To walk in Paris is not just to move through space, but to step into a palimpsest where every street, every courtyard, every passage is layered with centuries of thought, rebellion, poetry, and seduction. It is a city that does not merely permit wandering but demands it. One does not stroll in Paris. One converses with ghosts, eavesdrops on history, brushes against the edges of revolutions, romances, and existential crises.
Madrid may be a great book, but Paris is a vast, ever-expanding library, where every return visit yields new discoveries, where every deviation from the usual route unveils an unsuspected treasure.
Why is Paris the ultimate city for walking? Because it is designed for it. Not by an algorithm, not by an urban planner with a fetish for symmetry, but by centuries of errant poets, anarchists, dreamers, and rogues. The boulevards of Haussmann may seem like a counterpoint to the labyrinthine medieval streets, but together they create a perfect tension — order and improvisation, symmetry and surprise.
It is a city where the Seine is not a mere river but a ribbon of philosophy, dividing the mind (the Right Bank) from the soul (the Left Bank). It is a place where a wrong turn might lead you to the house where Baudelaire despaired, the café where Sartre pontificated, or the bench where Proust recalled a childhood madeleine.
Paris is fractal in the most Parisian way — both highly structured and endlessly unpredictable. The grand perspectives of the Champs-Élysées lead to the hidden alleys of the Marais, the dizzying avenues of Montmartre wind down into forgotten courtyards and secret staircases. A flâneur in Paris is not merely a wanderer but an archaeologist of the ephemeral.

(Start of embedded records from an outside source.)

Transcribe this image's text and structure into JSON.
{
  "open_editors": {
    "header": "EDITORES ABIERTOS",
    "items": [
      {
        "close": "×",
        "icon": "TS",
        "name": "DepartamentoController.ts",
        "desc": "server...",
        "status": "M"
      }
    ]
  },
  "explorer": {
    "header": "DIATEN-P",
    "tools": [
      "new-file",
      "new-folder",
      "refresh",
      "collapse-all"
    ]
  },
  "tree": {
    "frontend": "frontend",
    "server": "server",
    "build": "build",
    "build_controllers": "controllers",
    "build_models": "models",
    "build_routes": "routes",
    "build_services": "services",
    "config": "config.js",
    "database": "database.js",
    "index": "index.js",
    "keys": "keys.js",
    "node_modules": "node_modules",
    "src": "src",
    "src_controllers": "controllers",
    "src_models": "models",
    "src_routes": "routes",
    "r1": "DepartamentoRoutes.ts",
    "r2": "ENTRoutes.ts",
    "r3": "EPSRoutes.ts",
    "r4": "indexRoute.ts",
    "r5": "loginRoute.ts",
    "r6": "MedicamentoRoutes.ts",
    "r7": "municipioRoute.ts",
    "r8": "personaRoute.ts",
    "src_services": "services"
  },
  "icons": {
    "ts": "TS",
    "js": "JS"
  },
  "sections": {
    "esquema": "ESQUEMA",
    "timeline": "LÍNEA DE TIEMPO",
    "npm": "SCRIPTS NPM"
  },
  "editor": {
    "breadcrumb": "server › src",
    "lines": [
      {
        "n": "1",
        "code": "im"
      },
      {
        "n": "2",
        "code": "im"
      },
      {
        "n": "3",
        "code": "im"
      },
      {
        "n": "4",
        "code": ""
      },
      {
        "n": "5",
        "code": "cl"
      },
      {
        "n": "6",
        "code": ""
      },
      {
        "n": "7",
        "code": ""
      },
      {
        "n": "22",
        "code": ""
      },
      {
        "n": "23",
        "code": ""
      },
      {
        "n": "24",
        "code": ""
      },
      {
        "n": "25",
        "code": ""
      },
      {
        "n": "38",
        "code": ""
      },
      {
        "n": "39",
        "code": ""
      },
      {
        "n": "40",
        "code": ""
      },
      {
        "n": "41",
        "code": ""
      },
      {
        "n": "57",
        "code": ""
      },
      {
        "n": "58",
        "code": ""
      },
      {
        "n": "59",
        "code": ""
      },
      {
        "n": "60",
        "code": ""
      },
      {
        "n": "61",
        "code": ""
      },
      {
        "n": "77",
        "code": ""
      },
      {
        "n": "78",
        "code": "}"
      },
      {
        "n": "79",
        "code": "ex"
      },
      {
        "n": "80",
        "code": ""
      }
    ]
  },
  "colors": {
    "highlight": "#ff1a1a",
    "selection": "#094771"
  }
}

And if a city is truly great for walking, it must be able to reinvent itself with each passerby. Here, the same street walked in the morning is different by twilight; the same bridge crossed in solitude at dawn is transformed by the lovers who lean on it at night.
To walk in Paris is to understand why Balzac, Hugo, Colette, Benjamin, and Debord wrote about it the way lovers write about lost embraces. It is to understand why Walter Benjamin called it “the capital of the 19th century” — and why, despite the global homogenisation of cities, Paris remains stubbornly and deliciously itself.
You don’t read “The Brothers Karamazov” in one sitting? Fair enough. But Paris is a novel you will never finish reading.
P.S. yes, I’m very biased. It’s my city.
Hi Vizi! I’m from Spain, and I completely agree—Barcelona is quite boring to walk around (I know this firsthand since I lived there for three years). In contrast, cities with an Arabic-style layout, like my hometown of Córdoba, are fantastic for exploring. It’s easy to get lost, but that’s part of the charm. Countries like Morocco and Turkey also have great cities for wandering.